During shooting, Romulus announced that they had offered Granger a six-picture contract worth $1.5 million; but he made no more films for that company. Teddy Darvas, sound editor, recalled that Granger "behaved exceedingly badly to Jackie Clayton on that film" by demanding large amounts of money to do ADR.

Granger wrote in his memoir Sparks Fly Upward that the film was meant to be the first in a two-picture deal, the second being an adaptation of the Eric Ambler novel The Night-Comers which he would make with Jean Simmons. Granger called The Whole Truth "a run of the mill 'whodunnit'" in which the director John Guillermin "went on to fame directing an oversized ape in the remake of King Kong. I'm sure he got on better with that mechanized gorilla than he did with us. He was peculiarly lacking in charm, to say the least." According to Granger, the second film was not made when the intended director, Jack Clayton, did not want to make it after Room at the Top.

==Reception==
The Monthly Film Bulletin wrote: "The plot of this murder mystery is ingeniously contrived – if totally implausible – so ingeniously as to become thoroughly confused. In striving to make the twists and turns of the plot clear, the director loses control over his players, with the result that the performances are never more than adequate."

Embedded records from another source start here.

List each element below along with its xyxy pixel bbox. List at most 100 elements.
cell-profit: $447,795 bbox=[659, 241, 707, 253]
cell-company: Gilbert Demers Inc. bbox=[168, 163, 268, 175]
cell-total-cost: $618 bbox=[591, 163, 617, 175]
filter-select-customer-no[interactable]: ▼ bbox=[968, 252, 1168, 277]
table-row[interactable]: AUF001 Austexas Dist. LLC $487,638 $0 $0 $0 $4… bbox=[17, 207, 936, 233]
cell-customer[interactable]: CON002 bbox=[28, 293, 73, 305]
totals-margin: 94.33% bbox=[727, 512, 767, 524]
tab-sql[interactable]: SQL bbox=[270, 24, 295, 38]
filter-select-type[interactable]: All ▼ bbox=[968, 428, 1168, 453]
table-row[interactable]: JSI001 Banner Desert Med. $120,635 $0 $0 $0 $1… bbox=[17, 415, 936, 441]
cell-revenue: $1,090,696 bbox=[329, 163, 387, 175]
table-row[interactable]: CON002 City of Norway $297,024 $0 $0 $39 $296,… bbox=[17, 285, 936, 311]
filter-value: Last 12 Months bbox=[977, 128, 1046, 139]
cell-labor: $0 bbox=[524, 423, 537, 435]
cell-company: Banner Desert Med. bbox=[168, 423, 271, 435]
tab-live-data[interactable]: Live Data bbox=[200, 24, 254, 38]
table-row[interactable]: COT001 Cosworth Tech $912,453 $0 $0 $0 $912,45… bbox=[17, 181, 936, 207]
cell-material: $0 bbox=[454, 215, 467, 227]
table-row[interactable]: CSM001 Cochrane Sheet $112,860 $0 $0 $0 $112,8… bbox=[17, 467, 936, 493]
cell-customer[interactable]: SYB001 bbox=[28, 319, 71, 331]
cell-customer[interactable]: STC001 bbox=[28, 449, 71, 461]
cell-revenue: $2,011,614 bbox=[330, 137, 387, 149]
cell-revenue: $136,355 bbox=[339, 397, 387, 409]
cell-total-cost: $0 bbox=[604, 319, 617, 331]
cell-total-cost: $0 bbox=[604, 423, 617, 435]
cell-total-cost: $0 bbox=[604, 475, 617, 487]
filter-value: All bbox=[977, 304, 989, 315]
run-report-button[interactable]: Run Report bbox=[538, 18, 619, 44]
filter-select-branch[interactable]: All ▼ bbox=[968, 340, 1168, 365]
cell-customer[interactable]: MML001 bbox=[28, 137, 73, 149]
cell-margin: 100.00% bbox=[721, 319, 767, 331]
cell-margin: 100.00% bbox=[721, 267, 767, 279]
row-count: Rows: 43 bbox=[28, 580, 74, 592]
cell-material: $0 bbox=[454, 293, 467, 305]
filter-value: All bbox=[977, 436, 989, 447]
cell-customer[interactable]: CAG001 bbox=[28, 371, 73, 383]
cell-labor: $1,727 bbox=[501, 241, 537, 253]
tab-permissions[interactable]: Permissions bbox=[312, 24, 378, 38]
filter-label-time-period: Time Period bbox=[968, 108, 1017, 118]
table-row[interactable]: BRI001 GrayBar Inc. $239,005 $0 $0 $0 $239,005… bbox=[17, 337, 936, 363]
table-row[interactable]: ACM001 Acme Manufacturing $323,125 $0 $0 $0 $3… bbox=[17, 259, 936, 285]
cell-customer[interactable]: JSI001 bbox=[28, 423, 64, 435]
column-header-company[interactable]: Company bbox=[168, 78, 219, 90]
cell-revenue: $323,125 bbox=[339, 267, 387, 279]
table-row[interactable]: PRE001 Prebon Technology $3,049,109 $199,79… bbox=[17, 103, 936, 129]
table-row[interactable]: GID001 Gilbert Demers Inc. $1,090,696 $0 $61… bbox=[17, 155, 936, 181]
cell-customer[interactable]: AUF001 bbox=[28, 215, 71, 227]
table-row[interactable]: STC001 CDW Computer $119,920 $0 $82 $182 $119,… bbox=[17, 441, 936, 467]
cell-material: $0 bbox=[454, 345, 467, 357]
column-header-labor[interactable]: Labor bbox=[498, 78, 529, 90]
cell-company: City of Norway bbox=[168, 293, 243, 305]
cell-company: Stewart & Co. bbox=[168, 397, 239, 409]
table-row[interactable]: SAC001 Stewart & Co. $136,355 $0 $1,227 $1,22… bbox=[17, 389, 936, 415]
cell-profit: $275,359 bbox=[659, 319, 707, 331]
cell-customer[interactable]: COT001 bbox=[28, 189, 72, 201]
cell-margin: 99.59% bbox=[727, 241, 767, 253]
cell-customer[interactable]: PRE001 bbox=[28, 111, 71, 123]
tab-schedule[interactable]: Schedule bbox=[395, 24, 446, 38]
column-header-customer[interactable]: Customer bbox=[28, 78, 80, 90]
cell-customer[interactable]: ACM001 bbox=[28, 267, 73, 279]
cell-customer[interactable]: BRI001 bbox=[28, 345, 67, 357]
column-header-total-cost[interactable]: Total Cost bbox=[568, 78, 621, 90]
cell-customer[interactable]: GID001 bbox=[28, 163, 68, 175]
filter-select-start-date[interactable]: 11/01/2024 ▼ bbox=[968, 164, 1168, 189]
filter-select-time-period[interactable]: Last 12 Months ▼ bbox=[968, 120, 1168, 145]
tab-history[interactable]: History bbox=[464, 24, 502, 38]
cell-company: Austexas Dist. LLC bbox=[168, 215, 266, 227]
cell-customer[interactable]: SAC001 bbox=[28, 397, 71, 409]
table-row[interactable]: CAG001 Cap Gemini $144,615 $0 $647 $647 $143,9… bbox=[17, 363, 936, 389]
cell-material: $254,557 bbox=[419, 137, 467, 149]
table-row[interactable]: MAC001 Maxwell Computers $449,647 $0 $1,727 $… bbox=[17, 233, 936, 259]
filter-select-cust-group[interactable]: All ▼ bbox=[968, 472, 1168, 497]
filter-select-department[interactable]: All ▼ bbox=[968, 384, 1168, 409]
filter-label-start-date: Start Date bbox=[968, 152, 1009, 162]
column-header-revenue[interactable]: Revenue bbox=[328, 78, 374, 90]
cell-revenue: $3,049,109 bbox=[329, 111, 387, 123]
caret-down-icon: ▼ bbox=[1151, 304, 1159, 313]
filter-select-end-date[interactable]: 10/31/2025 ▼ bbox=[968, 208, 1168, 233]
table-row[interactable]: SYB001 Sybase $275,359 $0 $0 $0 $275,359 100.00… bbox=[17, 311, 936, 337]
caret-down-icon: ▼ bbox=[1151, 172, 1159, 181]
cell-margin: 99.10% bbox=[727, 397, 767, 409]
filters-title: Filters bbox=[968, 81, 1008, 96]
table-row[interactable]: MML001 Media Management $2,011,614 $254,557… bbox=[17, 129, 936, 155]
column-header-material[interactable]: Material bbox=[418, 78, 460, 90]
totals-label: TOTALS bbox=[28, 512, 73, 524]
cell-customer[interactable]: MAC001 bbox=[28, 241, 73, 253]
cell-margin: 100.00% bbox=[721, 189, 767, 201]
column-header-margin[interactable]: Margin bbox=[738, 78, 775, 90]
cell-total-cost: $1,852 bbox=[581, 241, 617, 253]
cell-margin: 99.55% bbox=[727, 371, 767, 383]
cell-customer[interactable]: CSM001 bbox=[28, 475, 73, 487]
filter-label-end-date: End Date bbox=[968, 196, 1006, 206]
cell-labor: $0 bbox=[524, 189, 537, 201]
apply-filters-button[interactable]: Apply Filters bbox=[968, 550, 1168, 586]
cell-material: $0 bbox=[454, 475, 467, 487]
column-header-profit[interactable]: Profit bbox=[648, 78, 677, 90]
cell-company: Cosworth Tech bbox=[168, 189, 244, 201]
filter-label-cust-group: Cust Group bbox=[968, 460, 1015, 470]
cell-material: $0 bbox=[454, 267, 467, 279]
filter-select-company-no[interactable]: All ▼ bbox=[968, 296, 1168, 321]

Kine Weekly wrote: "Stewart Granger plays the tycoon-cum-playboy with easy assurance as Max, Donna Reed is a charming, unaffected Carol, Gianna Maria Canale scores in contrasts as the volatile, man-crazy Gina, and George Sanders is in his element as the vindictive, mentally unbalanced Carliss. Its supporting types too, register."

Variety wrote: "This is a cosy little meller with some suave dialog, a slightly confused plot and some straightforward playing. ... But it is a routine effort which is unlikely to create outstanding interest, Granger and Sanders can play such roles on their heads, and Donna Reed as Granger's long-suffering wife, has little to do but look decorative. The most interesting piece of thesping comes from an elegant Italian actress, Gianna Maria Canale, who not only looks exciting but produces fireworks in the role of temperamental, possessive film actress. ... John Guillermin's direction is brisk and brings out as much tension as the story permits."

Leslie Halliwell said: "A filmed play, but quite a solidly carpentered murder thriller with a couple of neat twists."

FilmInk praised the "brilliant first half".

In British Sound Films: The Studio Years 1928–1959, David Quinlan rated the film as "good", writing: "Competent thriller, suitable mystifying if occasionally convincing."

The Radio Times Guide to Films gave the film 3/5 stars, writing: "The over-the-top performances and overwrought direction ensure it's never boring."